When I was very young, my mother would walk with my sister and me from our house on Stenton Avenue to a church-school on Germantown Avenue. I googled it and the walk was 1.5 miles, about 30 minutes. Now when I think about it, it was quite a long walk. Back then though, when we didn’t have any other way to get there, it didn’t even matter how long the walk was. There was only one way to get there.
Once, SEPTA (the public transportation company on Philadelphia) was on strike and my boss at Friendly’s restaurant called my house. She was short on staff and wanted to see if I could come in and work a shift. At 16 years old, I surely could have used the money, but I didn’t have a car and my job was a good hour away. I wasn’t walking that far. My mom suggested, though, that I offer my manager to meet me at a point that was about 45 minutes walking from my house and my manger could drive me the rest of the way.

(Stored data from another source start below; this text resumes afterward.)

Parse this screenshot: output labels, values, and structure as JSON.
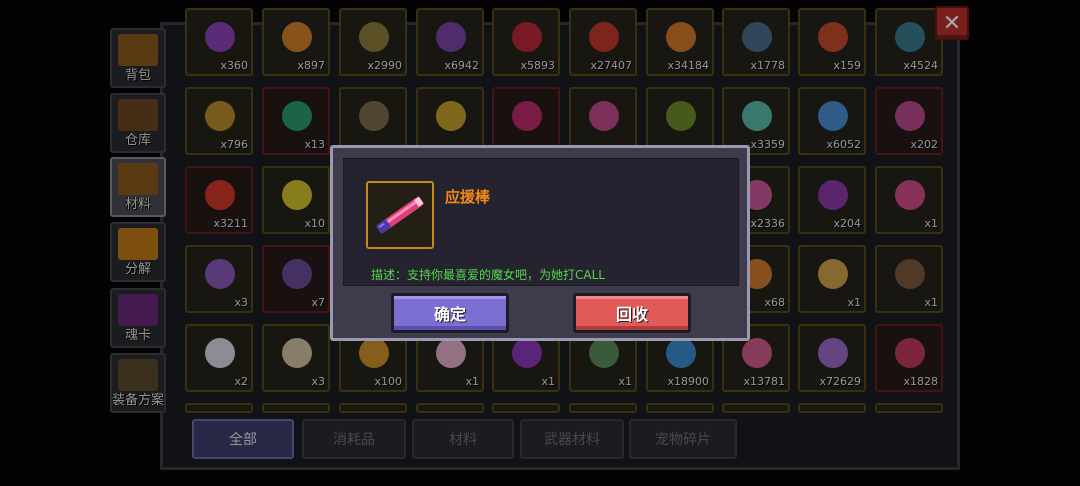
{
  "close_label": "✕",
  "side_tabs": [
    {
      "label": "背包",
      "icon": "backpack-icon",
      "color": "#8a5a1e"
    },
    {
      "label": "仓库",
      "icon": "warehouse-icon",
      "color": "#6a4622"
    },
    {
      "label": "材料",
      "icon": "materials-icon",
      "color": "#8a5a1e"
    },
    {
      "label": "分解",
      "icon": "decompose-icon",
      "color": "#c07a18"
    },
    {
      "label": "魂卡",
      "icon": "soul-card-icon",
      "color": "#6a2a7a"
    },
    {
      "label": "装备方案",
      "icon": "equipment-plan-icon",
      "color": "#5a4a2a"
    }
  ],
  "items": [
    [
      {
        "qty": "x360",
        "color": "#8a44b8",
        "border": "gold"
      },
      {
        "qty": "x897",
        "color": "#d0802a",
        "border": "gold"
      },
      {
        "qty": "x2990",
        "color": "#8a7a3a",
        "border": "gold"
      },
      {
        "qty": "x6942",
        "color": "#7a44a8",
        "border": "gold"
      },
      {
        "qty": "x5893",
        "color": "#b82a3a",
        "border": "gold"
      },
      {
        "qty": "x27407",
        "color": "#c0392b",
        "border": "gold"
      },
      {
        "qty": "x34184",
        "color": "#d0782a",
        "border": "gold"
      },
      {
        "qty": "x1778",
        "color": "#4a6a8a",
        "border": "gold"
      },
      {
        "qty": "x159",
        "color": "#c04a2a",
        "border": "gold"
      },
      {
        "qty": "x4524",
        "color": "#3a7a8a",
        "border": "gold"
      }
    ],
    [
      {
        "qty": "x796",
        "color": "#b88a2a",
        "border": "gold"
      },
      {
        "qty": "x13",
        "color": "#2a9a6a",
        "border": "red"
      },
      {
        "qty": "",
        "color": "#7a6a4a",
        "border": "gold"
      },
      {
        "qty": "",
        "color": "#c0a02a",
        "border": "gold"
      },
      {
        "qty": "",
        "color": "#b82a6a",
        "border": "red"
      },
      {
        "qty": "",
        "color": "#c04a8a",
        "border": "gold"
      },
      {
        "qty": "",
        "color": "#6a8a2a",
        "border": "gold"
      },
      {
        "qty": "x3359",
        "color": "#5ab8a8",
        "border": "gold"
      },
      {
        "qty": "x6052",
        "color": "#4a8ad0",
        "border": "gold"
      },
      {
        "qty": "x202",
        "color": "#b84a8a",
        "border": "red"
      }
    ],
    [
      {
        "qty": "x3211",
        "color": "#d03a2a",
        "border": "red"
      },
      {
        "qty": "x10",
        "color": "#d0c02a",
        "border": "gold"
      },
      {
        "qty": "",
        "color": "#5a5a5a",
        "border": "gold"
      },
      {
        "qty": "",
        "color": "#5a5a5a",
        "border": "gold"
      },
      {
        "qty": "",
        "color": "#5a5a5a",
        "border": "gold"
      },
      {
        "qty": "",
        "color": "#5a5a5a",
        "border": "gold"
      },
      {
        "qty": "",
        "color": "#5a5a5a",
        "border": "gold"
      },
      {
        "qty": "x2336",
        "color": "#c85a9a",
        "border": "gold"
      },
      {
        "qty": "x204",
        "color": "#8a3aa8",
        "border": "gold"
      },
      {
        "qty": "x1",
        "color": "#d04a8a",
        "border": "gold"
      }
    ],
    [
      {
        "qty": "x3",
        "color": "#8a5ab8",
        "border": "gold"
      },
      {
        "qty": "x7",
        "color": "#6a4a9a",
        "border": "red"
      },
      {
        "qty": "",
        "color": "#5a5a5a",
        "border": "gold"
      },
      {
        "qty": "",
        "color": "#5a5a5a",
        "border": "gold"
      },
      {
        "qty": "",
        "color": "#5a5a5a",
        "border": "gold"
      },
      {
        "qty": "",
        "color": "#5a5a5a",
        "border": "gold"
      },
      {
        "qty": "",
        "color": "#5a5a5a",
        "border": "gold"
      },
      {
        "qty": "x68",
        "color": "#d07a2a",
        "border": "gold"
      },
      {
        "qty": "x1",
        "color": "#d0a04a",
        "border": "gold"
      },
      {
        "qty": "x1",
        "color": "#7a5a3a",
        "border": "gold"
      }
    ],
    [
      {
        "qty": "x2",
        "color": "#d8d8e8",
        "border": "gold"
      },
      {
        "qty": "x3",
        "color": "#d0c0a0",
        "border": "gold"
      },
      {
        "qty": "x100",
        "color": "#d0902a",
        "border": "gold"
      },
      {
        "qty": "x1",
        "color": "#e0b0c8",
        "border": "gold"
      },
      {
        "qty": "x1",
        "color": "#8a3ab8",
        "border": "gold"
      },
      {
        "qty": "x1",
        "color": "#5a8a5a",
        "border": "gold"
      },
      {
        "qty": "x18900",
        "color": "#3a8ad0",
        "border": "gold"
      },
      {
        "qty": "x13781",
        "color": "#d05a8a",
        "border": "gold"
      },
      {
        "qty": "x72629",
        "color": "#9a6ac8",
        "border": "gold"
      },
      {
        "qty": "x1828",
        "color": "#c03a5a",
        "border": "red"
      }
    ],
    [
      {
        "qty": "",
        "color": "#3a3a3a",
        "border": "gold"
      },
      {
        "qty": "",
        "color": "#3a3a3a",
        "border": "gold"
      },
      {
        "qty": "",
        "color": "#3a3a3a",
        "border": "gold"
      },
      {
        "qty": "",
        "color": "#3a3a3a",
        "border": "gold"
      },
      {
        "qty": "",
        "color": "#3a3a3a",
        "border": "gold"
      },
      {
        "qty": "",
        "color": "#3a3a3a",
        "border": "gold"
      },
      {
        "qty": "",
        "color": "#3a3a3a",
        "border": "gold"
      },
      {
        "qty": "",
        "color": "#3a3a3a",
        "border": "gold"
      },
      {
        "qty": "",
        "color": "#3a3a3a",
        "border": "gold"
      },
      {
        "qty": "",
        "color": "#3a3a3a",
        "border": "gold"
      }
    ]
  ],
  "category_tabs": [
    {
      "label": "全部",
      "active": true
    },
    {
      "label": "消耗品",
      "active": false
    },
    {
      "label": "材料",
      "active": false
    },
    {
      "label": "武器材料",
      "active": false
    },
    {
      "label": "宠物碎片",
      "active": false
    }
  ],
  "dialog": {
    "item_name": "应援棒",
    "item_icon": "cheer-stick-icon",
    "description": "描述：支持你最喜爱的魔女吧，为她打CALL",
    "confirm_label": "确定",
    "recycle_label": "回收"
  },
  "colors": {
    "name": "#f08a16",
    "description": "#52d84a",
    "confirm_button": "#7b6fd2",
    "recycle_button": "#e05a5a"
  }
}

I did it and made it to work to earn my $5.45/hour pay for a shift.
Sometimes we forget about the times when we didn’t have so many luxuries, and we had to walk our way, figuratively speaking, to getting things done. Back then there were no other options, thus, nothing to complain about.

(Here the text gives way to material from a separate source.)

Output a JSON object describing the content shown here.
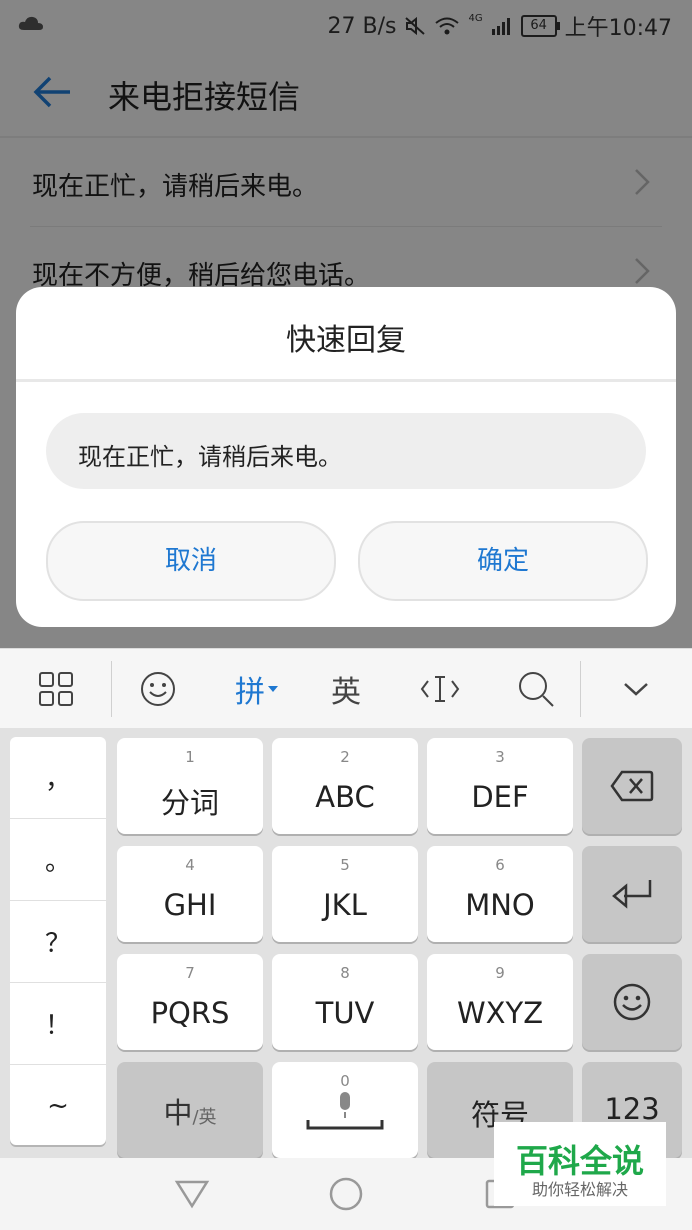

Complaining usually comes from us comparing our situation to what we think could make things easier. I have to work when I could be out partying. I have to practice on an outdoor court when other people have indoor gyms. I make $30,000 while someone else makes $100,000.But when there is nothing to compare to — only one way to make it happen — we lace up our shoes and get to walking.
I’ll bet that your greatest life accomplishment happened when you didn’t have options to compare or complain about — One way in and one way out.